1 import express from "express";
2 
3 const app = express();
4 app.use(express.json());
5 
6 app.post("/saperly-webhook", (req, res) => {
7   if (req.body.event !== "message") {
8     return res.status(200).end();
9   }
10 
11   return res.json({
12     text: `You said: ${req.body.text}`,
13   });
14 });
15 
16 app.listen(3000);

3. Call the number

Say one sentence. You should hear the echo response spoken back.

If your webhook returns non-200 or takes longer than 10 seconds, the caller hears silence. Check GET /api/v1/webhooks/deliveries to see what happened.

4. What your webhook receives

1 {
2   "event": "message",
3   "call_id": "2f450669-cb10-488e-9c50-c8fc1ad8116e",
4   "timestamp": 1711900005000,
5   "text": "hi, i need help with my order",
6   "context": [
7     { "role": "caller", "text": "hello?", "timestamp": 1711899995000 }
8   ]
9 }

5. What your webhook should return

1 {
2   "text": "Sure, what is your order number?"
3 }

6. Verify the signature

Every outbound webhook is signed. Verify before you trust the body.

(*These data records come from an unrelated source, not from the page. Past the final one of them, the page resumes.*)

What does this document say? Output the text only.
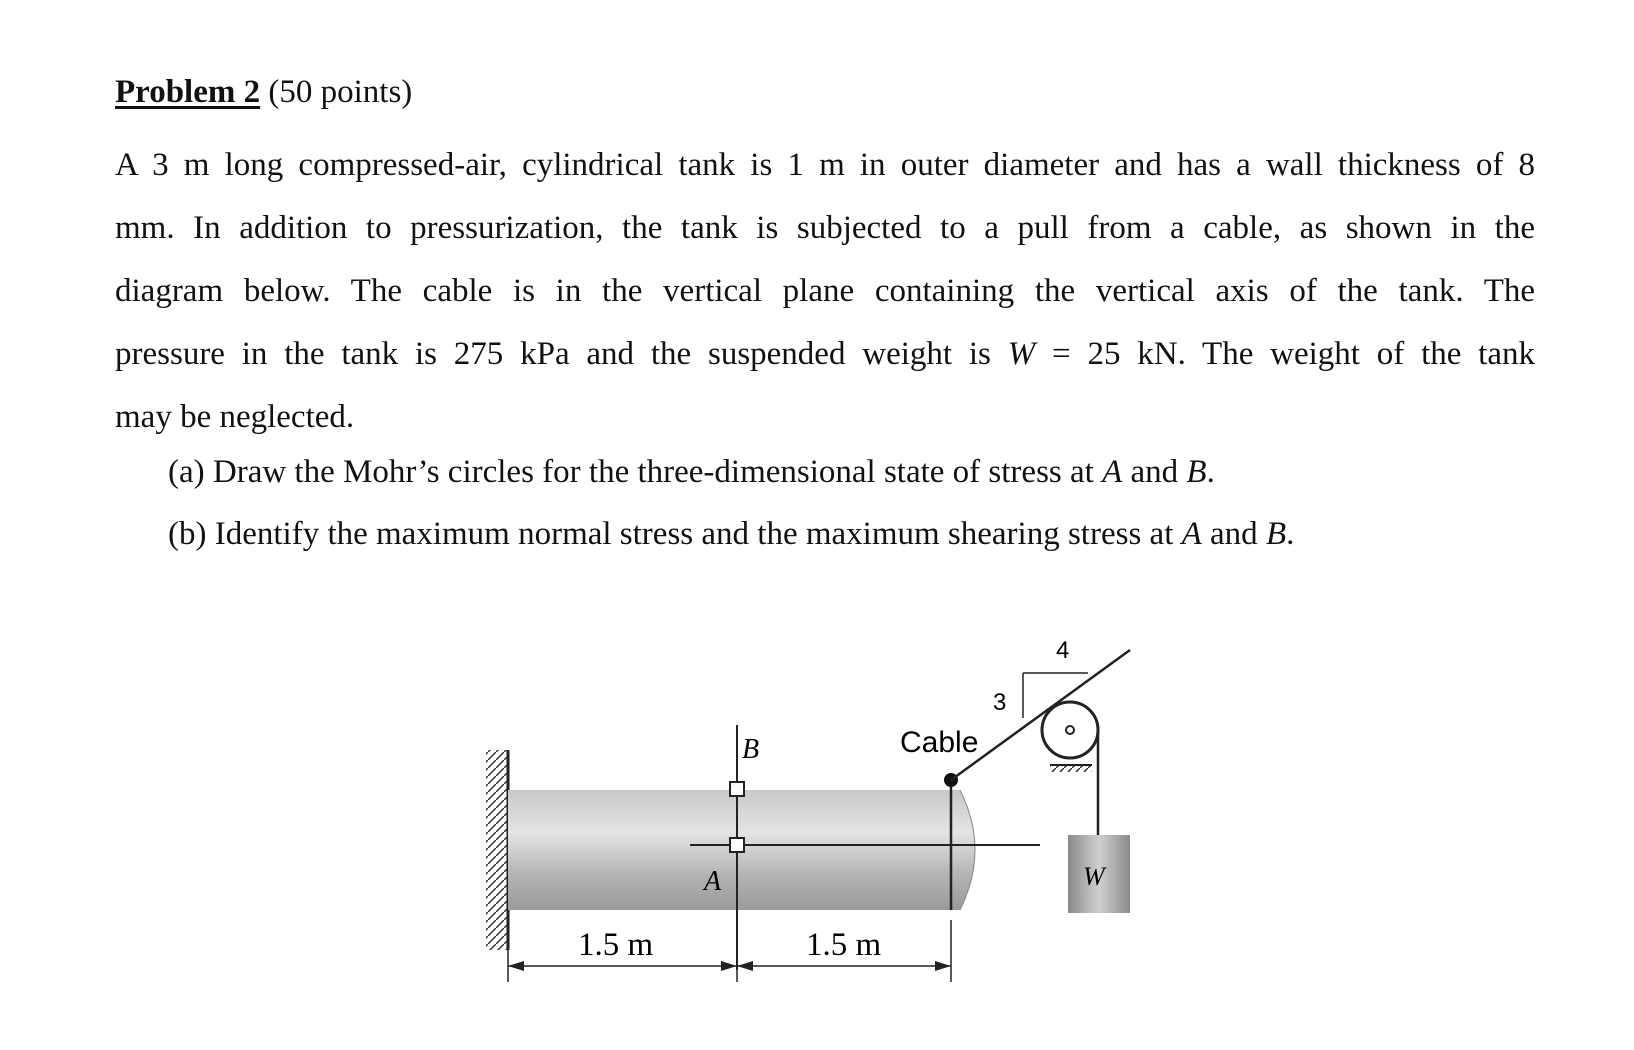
Problem 2 (50 points)
A 3 m long compressed-air, cylindrical tank is 1 m in outer diameter and has a wall thickness of 8
mm. In addition to pressurization, the tank is subjected to a pull from a cable, as shown in the
diagram below. The cable is in the vertical plane containing the vertical axis of the tank. The
pressure in the tank is 275 kPa and the suspended weight is W = 25 kN. The weight of the tank
may be neglected.
(a) Draw the Mohr’s circles for the three-dimensional state of stress at A and B.
(b) Identify the maximum normal stress and the maximum shearing stress at A and B.
B
A
Cable
3
4
W
1.5 m	1.5 m
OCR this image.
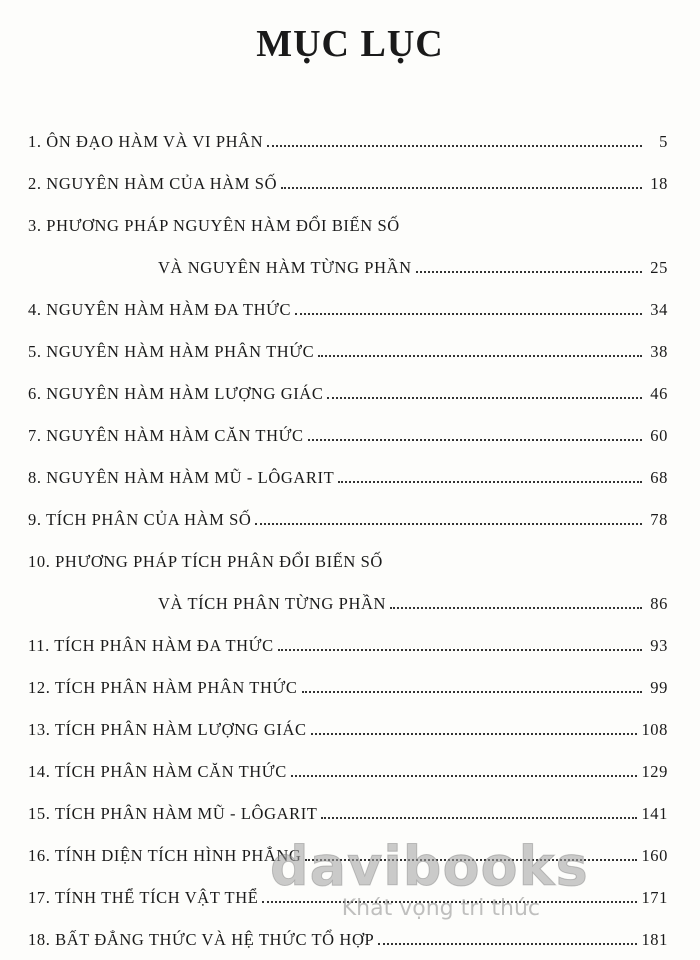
MỤC LỤC
1. ÔN ĐẠO HÀM VÀ VI PHÂN	5
2. NGUYÊN HÀM CỦA HÀM SỐ	18
3. PHƯƠNG PHÁP NGUYÊN HÀM ĐỔI BIẾN SỐ
VÀ NGUYÊN HÀM TỪNG PHẦN	25
4. NGUYÊN HÀM HÀM ĐA THỨC	34
5. NGUYÊN HÀM HÀM PHÂN THỨC	38
6. NGUYÊN HÀM HÀM LƯỢNG GIÁC	46
7. NGUYÊN HÀM HÀM CĂN THỨC	60
8. NGUYÊN HÀM HÀM MŨ - LÔGARIT	68
9. TÍCH PHÂN CỦA HÀM SỐ	78
10. PHƯƠNG PHÁP TÍCH PHÂN ĐỔI BIẾN SỐ
VÀ TÍCH PHÂN TỪNG PHẦN	86
11. TÍCH PHÂN HÀM ĐA THỨC	93
12. TÍCH PHÂN HÀM PHÂN THỨC	99
13. TÍCH PHÂN HÀM LƯỢNG GIÁC	108
14. TÍCH PHÂN HÀM CĂN THỨC	129
15. TÍCH PHÂN HÀM MŨ - LÔGARIT	141
16. TÍNH DIỆN TÍCH HÌNH PHẲNG	160
17. TÍNH THỂ TÍCH VẬT THỂ	171
18. BẤT ĐẲNG THỨC VÀ HỆ THỨC TỔ HỢP	181
davibooks
Khát vọng tri thức
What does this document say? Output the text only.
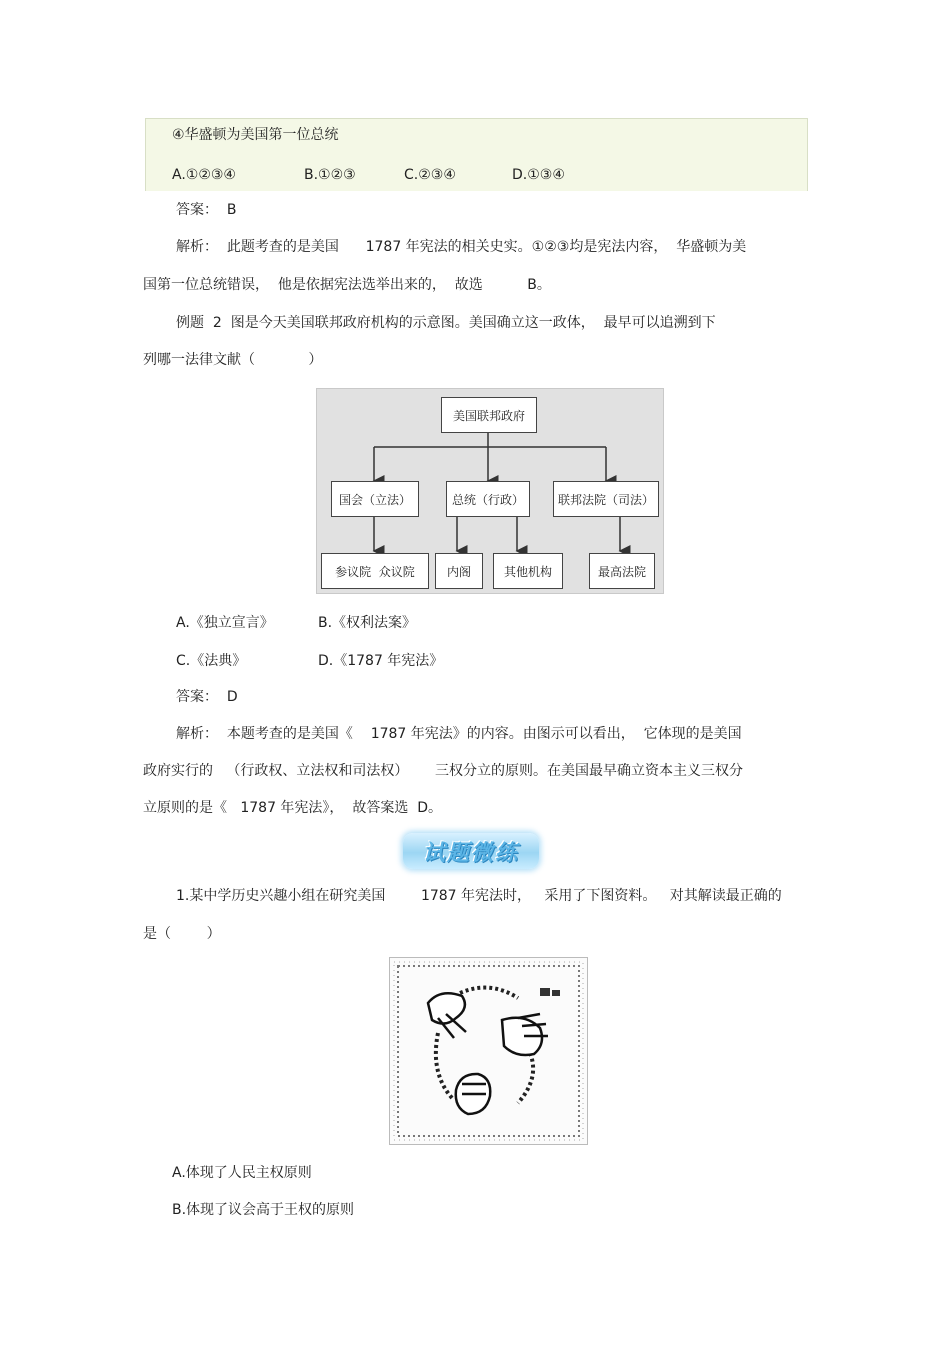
④华盛顿为美国第一位总统
A.①②③④	B.①②③	C.②③④	D.①③④
答案：  B
解析：  此题考查的是美国      1787 年宪法的相关史实。①②③均是宪法内容，  华盛顿为美
国第一位总统错误，  他是依据宪法选举出来的，  故选          B。
例题  2  图是今天美国联邦政府机构的示意图。美国确立这一政体，  最早可以追溯到下
列哪一法律文献（            ）
美国联邦政府
国会（立法）	总统（行政）	联邦法院（司法）
参议院  众议院	内阁	其他机构	最高法院
A.《独立宣言》	B.《权利法案》
C.《法典》	D.《1787 年宪法》
答案：  D
解析：  本题考查的是美国《    1787 年宪法》的内容。由图示可以看出，  它体现的是美国
政府实行的   （行政权、立法权和司法权）      三权分立的原则。在美国最早确立资本主义三权分
立原则的是《   1787 年宪法》，  故答案选  D。
试题微练
1.某中学历史兴趣小组在研究美国        1787 年宪法时，   采用了下图资料。   对其解读最正确的
是（        ）
A.体现了人民主权原则
B.体现了议会高于王权的原则
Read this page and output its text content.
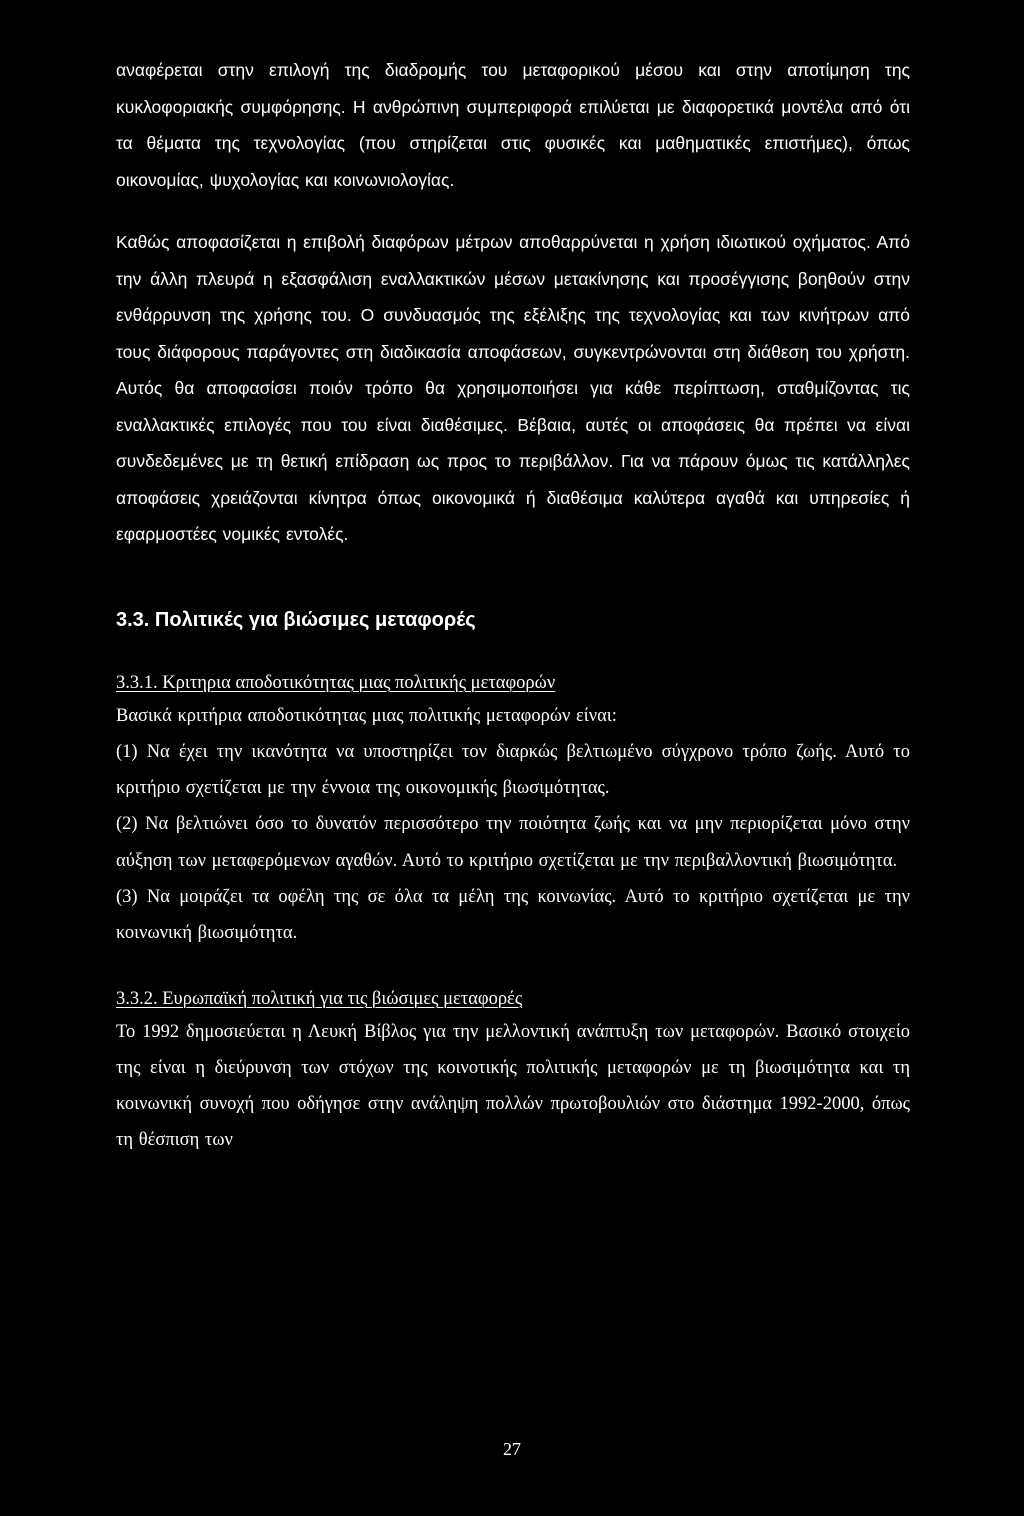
αναφέρεται στην επιλογή της διαδρομής του μεταφορικού μέσου και στην αποτίμηση της κυκλοφοριακής συμφόρησης. Η ανθρώπινη συμπεριφορά επιλύεται με διαφορετικά μοντέλα από ότι τα θέματα της τεχνολογίας (που στηρίζεται στις φυσικές και μαθηματικές επιστήμες), όπως οικονομίας, ψυχολογίας και κοινωνιολογίας.

Καθώς αποφασίζεται η επιβολή διαφόρων μέτρων αποθαρρύνεται η χρήση ιδιωτικού οχήματος. Από την άλλη πλευρά η εξασφάλιση εναλλακτικών μέσων μετακίνησης και προσέγγισης βοηθούν στην ενθάρρυνση της χρήσης του. Ο συνδυασμός της εξέλιξης της τεχνολογίας και των κινήτρων από τους διάφορους παράγοντες στη διαδικασία αποφάσεων, συγκεντρώνονται στη διάθεση του χρήστη. Αυτός θα αποφασίσει ποιόν τρόπο θα χρησιμοποιήσει για κάθε περίπτωση, σταθμίζοντας τις εναλλακτικές επιλογές που του είναι διαθέσιμες. Βέβαια, αυτές οι αποφάσεις θα πρέπει να είναι συνδεδεμένες με τη θετική επίδραση ως προς το περιβάλλον. Για να πάρουν όμως τις κατάλληλες αποφάσεις χρειάζονται κίνητρα όπως οικονομικά ή διαθέσιμα καλύτερα αγαθά και υπηρεσίες ή εφαρμοστέες νομικές εντολές.

3.3. Πολιτικές για βιώσιμες μεταφορές

3.3.1. Κριτηρια αποδοτικότητας μιας πολιτικής μεταφορών

Βασικά κριτήρια αποδοτικότητας μιας πολιτικής μεταφορών είναι:

(1) Να έχει την ικανότητα να υποστηρίζει τον διαρκώς βελτιωμένο σύγχρονο τρόπο ζωής. Αυτό το κριτήριο σχετίζεται με την έννοια της οικονομικής βιωσιμότητας.

(2) Να βελτιώνει όσο το δυνατόν περισσότερο την ποιότητα ζωής και να μην περιορίζεται μόνο στην αύξηση των μεταφερόμενων αγαθών. Αυτό το κριτήριο σχετίζεται με την περιβαλλοντική βιωσιμότητα.

(3) Να μοιράζει τα οφέλη της σε όλα τα μέλη της κοινωνίας. Αυτό το κριτήριο σχετίζεται με την κοινωνική βιωσιμότητα.

3.3.2. Ευρωπαϊκή πολιτική για τις βιώσιμες μεταφορές

Το 1992 δημοσιεύεται η Λευκή Βίβλος για την μελλοντική ανάπτυξη των μεταφορών. Βασικό στοιχείο της είναι η διεύρυνση των στόχων της κοινοτικής πολιτικής μεταφορών με τη βιωσιμότητα και τη κοινωνική συνοχή που οδήγησε στην ανάληψη πολλών πρωτοβουλιών στο διάστημα 1992-2000, όπως τη θέσπιση των

27
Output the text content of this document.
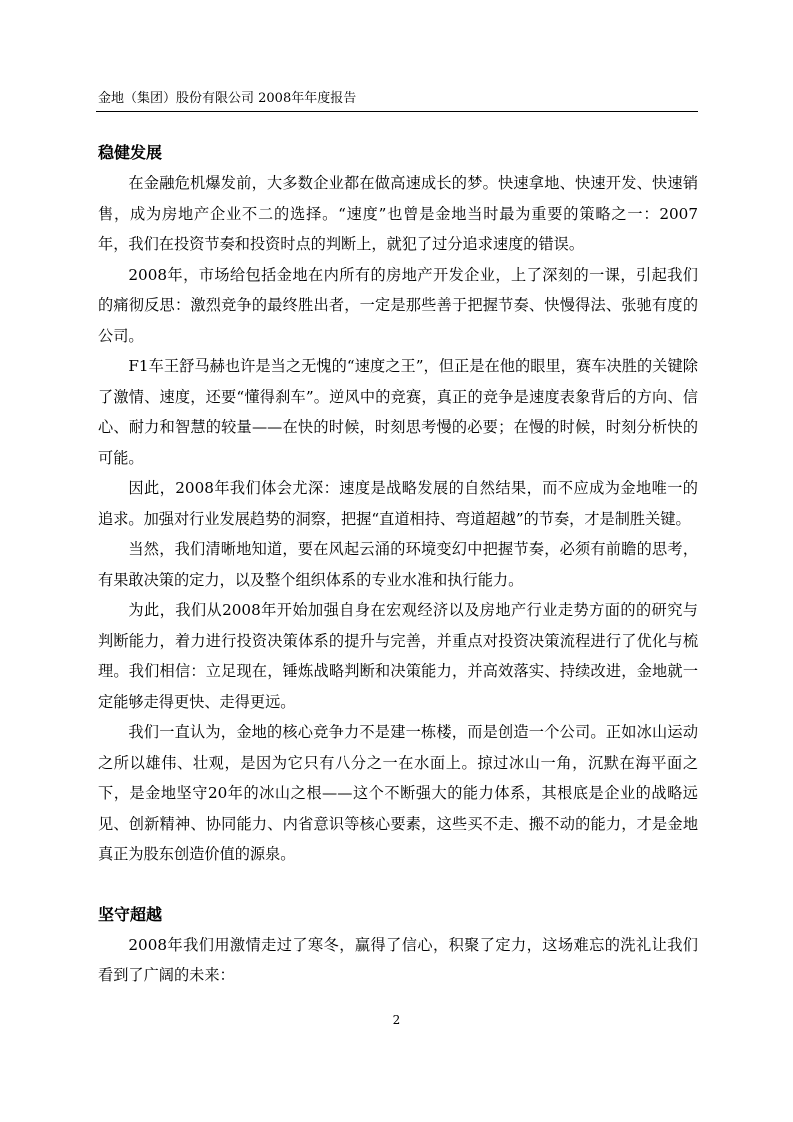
金地（集团）股份有限公司 2008年年度报告
稳健发展

在金融危机爆发前，大多数企业都在做高速成长的梦。快速拿地、快速开发、快速销售，成为房地产企业不二的选择。“速度”也曾是金地当时最为重要的策略之一：2007年，我们在投资节奏和投资时点的判断上，就犯了过分追求速度的错误。

2008年，市场给包括金地在内所有的房地产开发企业，上了深刻的一课，引起我们的痛彻反思：激烈竞争的最终胜出者，一定是那些善于把握节奏、快慢得法、张驰有度的公司。

F1车王舒马赫也许是当之无愧的“速度之王”，但正是在他的眼里，赛车决胜的关键除了激情、速度，还要“懂得刹车”。逆风中的竞赛，真正的竞争是速度表象背后的方向、信心、耐力和智慧的较量——在快的时候，时刻思考慢的必要；在慢的时候，时刻分析快的可能。

因此，2008年我们体会尤深：速度是战略发展的自然结果，而不应成为金地唯一的追求。加强对行业发展趋势的洞察，把握“直道相持、弯道超越”的节奏，才是制胜关键。

当然，我们清晰地知道，要在风起云涌的环境变幻中把握节奏，必须有前瞻的思考，有果敢决策的定力，以及整个组织体系的专业水准和执行能力。

为此，我们从2008年开始加强自身在宏观经济以及房地产行业走势方面的的研究与判断能力，着力进行投资决策体系的提升与完善，并重点对投资决策流程进行了优化与梳理。我们相信：立足现在，锤炼战略判断和决策能力，并高效落实、持续改进，金地就一定能够走得更快、走得更远。

我们一直认为，金地的核心竞争力不是建一栋楼，而是创造一个公司。正如冰山运动之所以雄伟、壮观，是因为它只有八分之一在水面上。掠过冰山一角，沉默在海平面之下，是金地坚守20年的冰山之根——这个不断强大的能力体系，其根底是企业的战略远见、创新精神、协同能力、内省意识等核心要素，这些买不走、搬不动的能力，才是金地真正为股东创造价值的源泉。

坚守超越

2008年我们用激情走过了寒冬，赢得了信心，积聚了定力，这场难忘的洗礼让我们看到了广阔的未来：

2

1 import express from "express";
2 import { verifyWebhook } from "@saperly/sdk";
3 
4 const app = express();
5 app.use(express.raw({ type: "application/json" }));
6 
7 app.post("/saperly-webhook", async (req, res) => {
8   const rawBody = req.body.toString("utf8");
9   const { line_id } = JSON.parse(rawBody);
10   const secret = await lookupSecretForLine(line_id); // your secret store
11   const result = verifyWebhook(rawBody, secret, req.headers);
12   if (!result.valid) return res.status(401).json({ error: result.reason });
13 
14   const event = JSON.parse(rawBody);
15   if (event.event !== "message") return res.status(200).end();
16   return res.json({ text: `You said: ${event.text}` });
17 });

See the signature verification section earlier on this page for the full headers table, replay-defense rules, and the secret rotation flow.

Common first-day mistakes

Using the wrong host. Use https://saperly.com/api/v1.
Returning plain text instead of JSON in webhook mode.
Taking too long to reply to a message event.
Skipping signature verification in production.